SyncTwin: Fast Digital Twin Construction and Synchronization for Safe Robotic Grasping
Ruopeng Huang, Boyu Yang, Wenlong Gui, Jeremy Morgan, Erdem Biyik, Jiachen Li
TL;DR
SyncTwin tackles safe robotic grasping in dynamic, partially observed environments by marrying fast RGB-only 3D reconstruction with real-time digital-twin synchronization. It introduces a two-stage pipeline: Stage I builds simulation-ready object assets from limited RGB data using VGGT, and Stage II continuously aligns streaming observations with stored assets through real-time segmentation and colored-ICP, enabling collision-aware planning in a simulator that closes the real-to-sim-to-real loop. A memory bank of complete object assets supports completing partial observations to improve grasp generation and obstacle avoidance, especially under occlusion.

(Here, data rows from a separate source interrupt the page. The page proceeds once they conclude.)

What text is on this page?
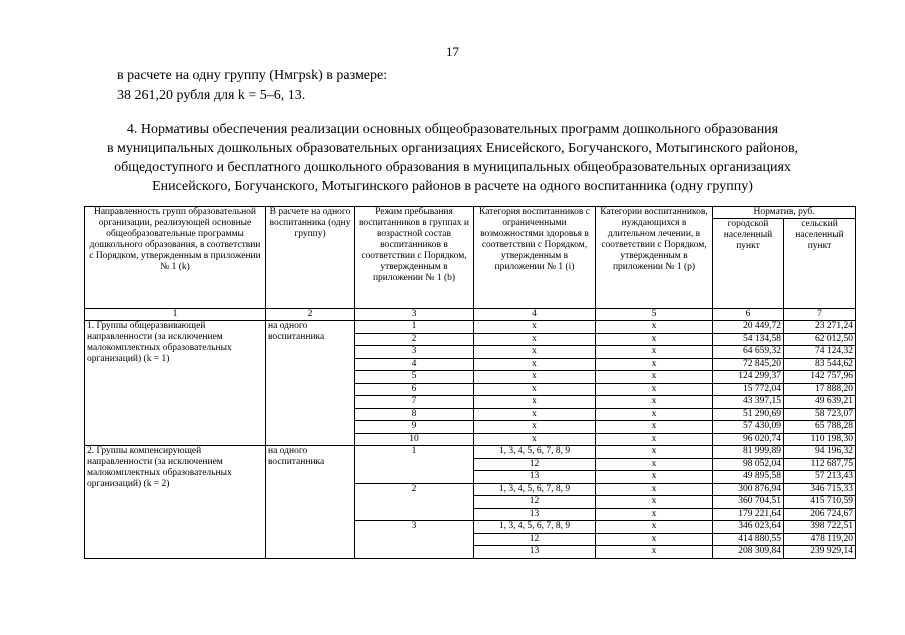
17
в расчете на одну группу (Нмгрsk) в размере:
38 261,20 рубля для k = 5–6, 13.
4. Нормативы обеспечения реализации основных общеобразовательных программ дошкольного образования
в муниципальных дошкольных образовательных организациях Енисейского, Богучанского, Мотыгинского районов,
общедоступного и бесплатного дошкольного образования в муниципальных общеобразовательных организациях
Енисейского, Богучанского, Мотыгинского районов в расчете на одного воспитанника (одну группу)
Направленность групп образовательной организации, реализующей основные общеобразовательные программы дошкольного образования, в соответствии с Порядком, утвержденным в приложении № 1 (k)	В расчете на одного воспитанника (одну группу)	Режим пребывания воспитанников в группах и возрастной состав воспитанников в соответствии с Порядком, утвержденным в приложении № 1 (b)	Категория воспитанников с ограниченными возможностями здоровья в соответствии с Порядком, утвержденным в приложении № 1 (i)	Категории воспитанников, нуждающихся в длительном лечении, в соответствии с Порядком, утвержденным в приложении № 1 (p)	Норматив, руб.	
					городской населенный пункт	сельский населенный пункт
1	2	3	4	5	6	7
1. Группы общеразвивающей направленности (за исключением малокомплектных образовательных организаций) (k = 1)	на одного воспитанника	1	x	x	20 449,72	23 271,24
		2	x	x	54 134,58	62 012,50
		3	x	x	64 659,32	74 124,32
		4	x	x	72 845,20	83 544,62
		5	x	x	124 299,37	142 757,96
		6	x	x	15 772,04	17 888,20
		7	x	x	43 397,15	49 639,21
		8	x	x	51 290,69	58 723,07
		9	x	x	57 430,09	65 788,28
		10	x	x	96 020,74	110 198,30
2. Группы компенсирующей направленности (за исключением малокомплектных образовательных организаций) (k = 2)	на одного воспитанника	1	1, 3, 4, 5, 6, 7, 8, 9	x	81 999,89	94 196,32
			12	x	98 052,04	112 687,75
			13	x	49 895,58	57 213,43
		2	1, 3, 4, 5, 6, 7, 8, 9	x	300 876,94	346 715,33
			12	x	360 704,51	415 710,59
			13	x	179 221,64	206 724,67
		3	1, 3, 4, 5, 6, 7, 8, 9	x	346 023,64	398 722,51
			12	x	414 880,55	478 119,20
			13	x	208 309,84	239 929,14
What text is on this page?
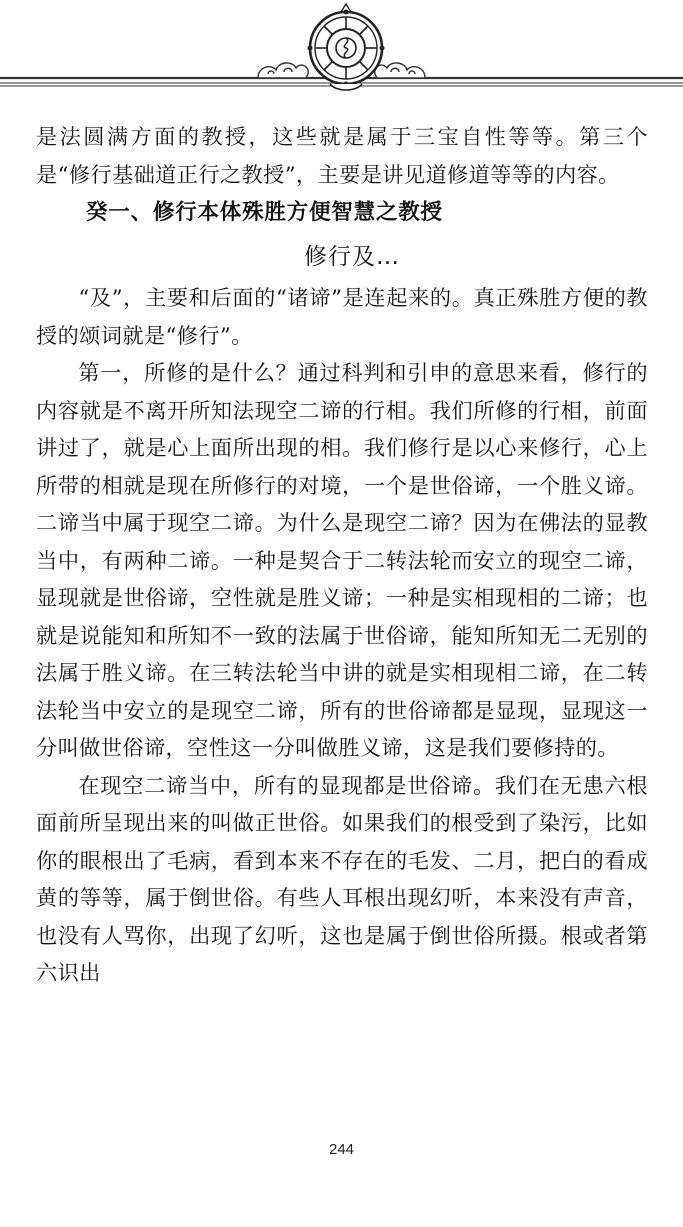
是法圆满方面的教授，这些就是属于三宝自性等等。第三个是“修行基础道正行之教授”，主要是讲见道修道等等的内容。

癸一、修行本体殊胜方便智慧之教授

修行及…

“及”，主要和后面的“诸谛”是连起来的。真正殊胜方便的教授的颂词就是“修行”。

第一，所修的是什么？通过科判和引申的意思来看，修行的内容就是不离开所知法现空二谛的行相。我们所修的行相，前面讲过了，就是心上面所出现的相。我们修行是以心来修行，心上所带的相就是现在所修行的对境，一个是世俗谛，一个胜义谛。二谛当中属于现空二谛。为什么是现空二谛？因为在佛法的显教当中，有两种二谛。一种是契合于二转法轮而安立的现空二谛，显现就是世俗谛，空性就是胜义谛；一种是实相现相的二谛；也就是说能知和所知不一致的法属于世俗谛，能知所知无二无别的法属于胜义谛。在三转法轮当中讲的就是实相现相二谛，在二转法轮当中安立的是现空二谛，所有的世俗谛都是显现，显现这一分叫做世俗谛，空性这一分叫做胜义谛，这是我们要修持的。

在现空二谛当中，所有的显现都是世俗谛。我们在无患六根面前所呈现出来的叫做正世俗。如果我们的根受到了染污，比如你的眼根出了毛病，看到本来不存在的毛发、二月，把白的看成黄的等等，属于倒世俗。有些人耳根出现幻听，本来没有声音，也没有人骂你，出现了幻听，这也是属于倒世俗所摄。根或者第六识出

244
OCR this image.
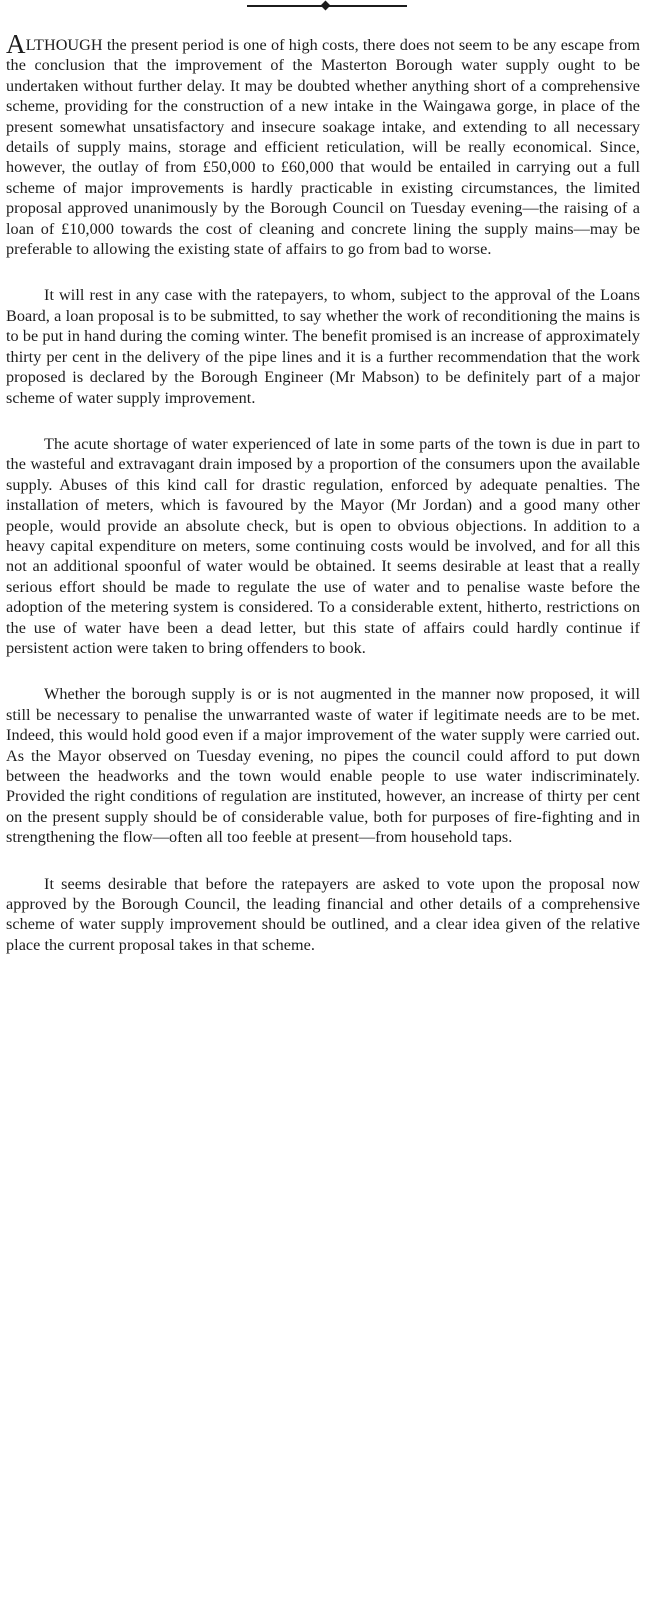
ALTHOUGH the present period is one of high costs, there does not seem to be any escape from the conclusion that the improvement of the Masterton Borough water supply ought to be undertaken without further delay. It may be doubted whether anything short of a comprehensive scheme, providing for the construction of a new intake in the Waingawa gorge, in place of the present somewhat unsatisfactory and insecure soakage intake, and extending to all necessary details of supply mains, storage and efficient reticulation, will be really economical. Since, however, the outlay of from £50,000 to £60,000 that would be entailed in carrying out a full scheme of major improvements is hardly practicable in existing circumstances, the limited proposal approved unanimously by the Borough Council on Tuesday evening—the raising of a loan of £10,000 towards the cost of cleaning and concrete lining the supply mains—may be preferable to allowing the existing state of affairs to go from bad to worse.

It will rest in any case with the ratepayers, to whom, subject to the approval of the Loans Board, a loan proposal is to be submitted, to say whether the work of reconditioning the mains is to be put in hand during the coming winter. The benefit promised is an increase of approximately thirty per cent in the delivery of the pipe lines and it is a further recommendation that the work proposed is declared by the Borough Engineer (Mr Mabson) to be definitely part of a major scheme of water supply improvement.

The acute shortage of water experienced of late in some parts of the town is due in part to the wasteful and extravagant drain imposed by a proportion of the consumers upon the available supply. Abuses of this kind call for drastic regulation, enforced by adequate penalties. The installation of meters, which is favoured by the Mayor (Mr Jordan) and a good many other people, would provide an absolute check, but is open to obvious objections. In addition to a heavy capital expenditure on meters, some continuing costs would be involved, and for all this not an additional spoonful of water would be obtained. It seems desirable at least that a really serious effort should be made to regulate the use of water and to penalise waste before the adoption of the metering system is considered. To a considerable extent, hitherto, restrictions on the use of water have been a dead letter, but this state of affairs could hardly continue if persistent action were taken to bring offenders to book.

Whether the borough supply is or is not augmented in the manner now proposed, it will still be necessary to penalise the unwarranted waste of water if legitimate needs are to be met. Indeed, this would hold good even if a major improvement of the water supply were carried out. As the Mayor observed on Tuesday evening, no pipes the council could afford to put down between the headworks and the town would enable people to use water indiscriminately. Provided the right conditions of regulation are instituted, however, an increase of thirty per cent on the present supply should be of considerable value, both for purposes of fire-fighting and in strengthening the flow—often all too feeble at present—from household taps.

It seems desirable that before the ratepayers are asked to vote upon the proposal now approved by the Borough Council, the leading financial and other details of a comprehensive scheme of water supply improvement should be outlined, and a clear idea given of the relative place the current proposal takes in that scheme.
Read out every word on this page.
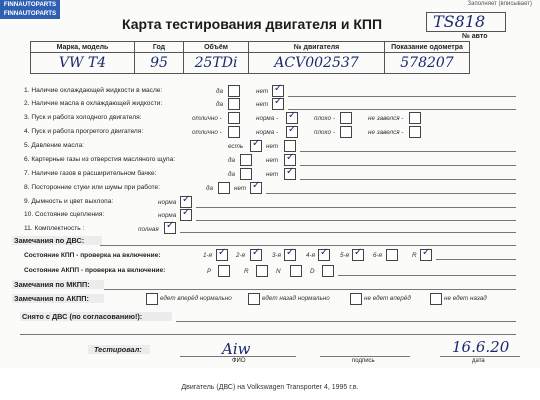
FINNAUTOPARTS
FINNAUTOPARTS
Заполняет (вписывает)
Карта тестирования двигателя и КПП	TS818
№ авто
Марка, модель	Год	Объём	№ двигателя	Показание одометра
VW T4	95	25TDi	ACV002537	578207
1. Наличие охлаждающей жидкости в масле:	да	нет ✓
2. Наличие масла в охлаждающей жидкости:	да	нет ✓
3. Пуск и работа холодного двигателя:	отлично -	норма - ✓	плохо -	не завелся -
4. Пуск и работа прогретого двигателя:	отлично -	норма - ✓	плохо -	не завелся -
5. Давление масла:	есть ✓ нет
6. Картерные газы из отверстия масляного щупа:	да	нет ✓
7. Наличие газов в расширительном бачке:	да	нет ✓
8. Посторонние стуки или шумы при работе:	да	нет ✓
9. Дымность и цвет выхлопа:	норма ✓
10. Состояние сцепления:	норма ✓
11. Комплектность :	полная ✓
Замечания по ДВС:
Состояние КПП - проверка на включение:	1-я ✓ 2-я ✓ 3-я ✓ 4-я ✓ 5-я ✓ 6-я	R ✓
Состояние АКПП - проверка на включение:	P	R	N	D
Замечания по МКПП:
Замечания по АКПП:	едет вперёд нормально	едет назад нормально	не едет вперёд	не едет назад
Снято с ДВС (по согласованию!):
Тестировал:	Aiw	16.6.20
ФИО	подпись	дата
Двигатель (ДВС) на Volkswagen Transporter 4, 1995 г.в.
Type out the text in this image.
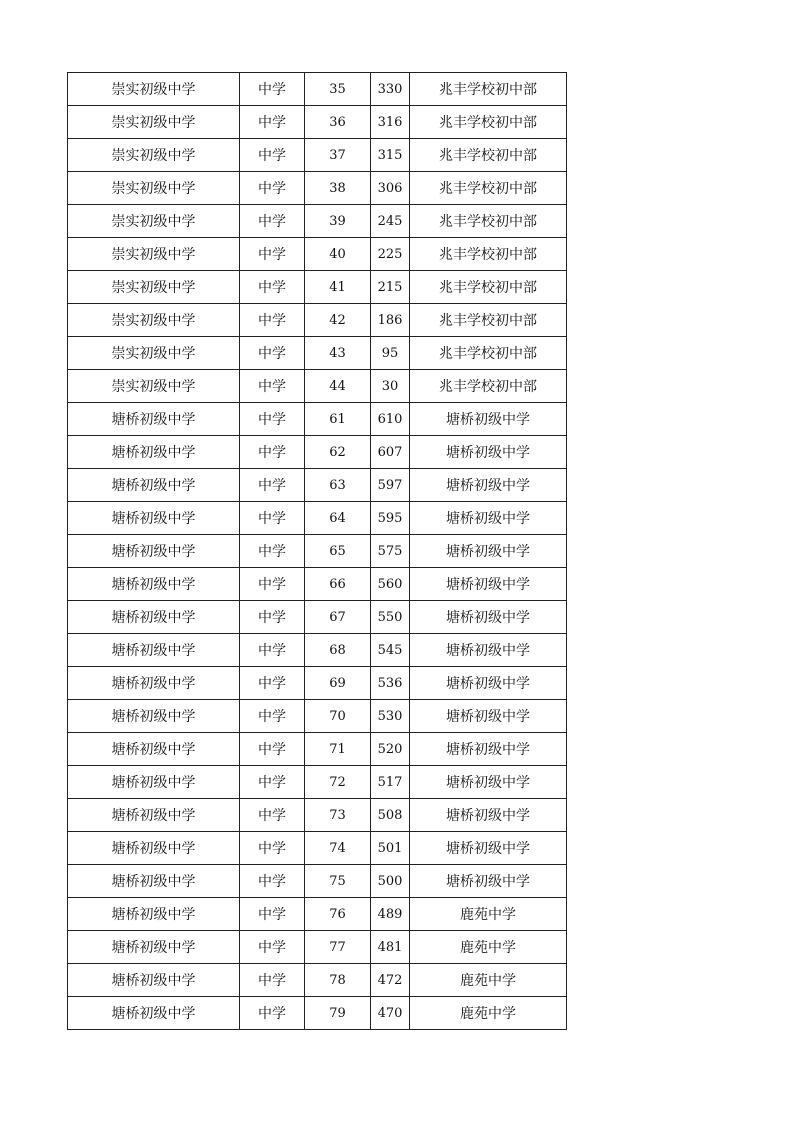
崇实初级中学	中学	35	330	兆丰学校初中部
崇实初级中学	中学	36	316	兆丰学校初中部
崇实初级中学	中学	37	315	兆丰学校初中部
崇实初级中学	中学	38	306	兆丰学校初中部
崇实初级中学	中学	39	245	兆丰学校初中部
崇实初级中学	中学	40	225	兆丰学校初中部
崇实初级中学	中学	41	215	兆丰学校初中部
崇实初级中学	中学	42	186	兆丰学校初中部
崇实初级中学	中学	43	95	兆丰学校初中部
崇实初级中学	中学	44	30	兆丰学校初中部
塘桥初级中学	中学	61	610	塘桥初级中学
塘桥初级中学	中学	62	607	塘桥初级中学
塘桥初级中学	中学	63	597	塘桥初级中学
塘桥初级中学	中学	64	595	塘桥初级中学
塘桥初级中学	中学	65	575	塘桥初级中学
塘桥初级中学	中学	66	560	塘桥初级中学
塘桥初级中学	中学	67	550	塘桥初级中学
塘桥初级中学	中学	68	545	塘桥初级中学
塘桥初级中学	中学	69	536	塘桥初级中学
塘桥初级中学	中学	70	530	塘桥初级中学
塘桥初级中学	中学	71	520	塘桥初级中学
塘桥初级中学	中学	72	517	塘桥初级中学
塘桥初级中学	中学	73	508	塘桥初级中学
塘桥初级中学	中学	74	501	塘桥初级中学
塘桥初级中学	中学	75	500	塘桥初级中学
塘桥初级中学	中学	76	489	鹿苑中学
塘桥初级中学	中学	77	481	鹿苑中学
塘桥初级中学	中学	78	472	鹿苑中学
塘桥初级中学	中学	79	470	鹿苑中学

Empirical results on a Panda robot show faster asset reconstruction, higher obstacle-avoidance success, and improved grasp performance compared to baselines, validating the practical viability of persistent digital-twin synchronization for real-world manipulation. The work also outlines scalable extensions such as online asset expansion and distributed architectures to further enhance responsiveness in fast-changing scenes.
Abstract
Accurate and safe grasping under dynamic and visually occluded conditions remains a core challenge in real-world robotic manipulation. We present SyncTwin, a digital twin framework that unifies fast 3D scene reconstruction and real-to-sim synchronization for robust and safety-aware grasping in such environments. In the offline stage, we employ VGGT to rapidly reconstruct object-level 3D assets from RGB images, forming a reusable geometry library for simulation. During execution, SyncTwin continuously synchronizes the digital twin by tracking real-world object states via point cloud segmentation updates and aligning them through colored-ICP registration. The updated twin enables motion planners to compute collision-free and dynamically feasible trajectories in simulation, which are safely executed on the real robot through a closed real-to-sim-to-real loop. Experiments in dynamic and occluded scenes show that SyncTwin improves grasp accuracy and motion safety, demonstrating the effectiveness of digital-twin synchronization for real-world robotic execution.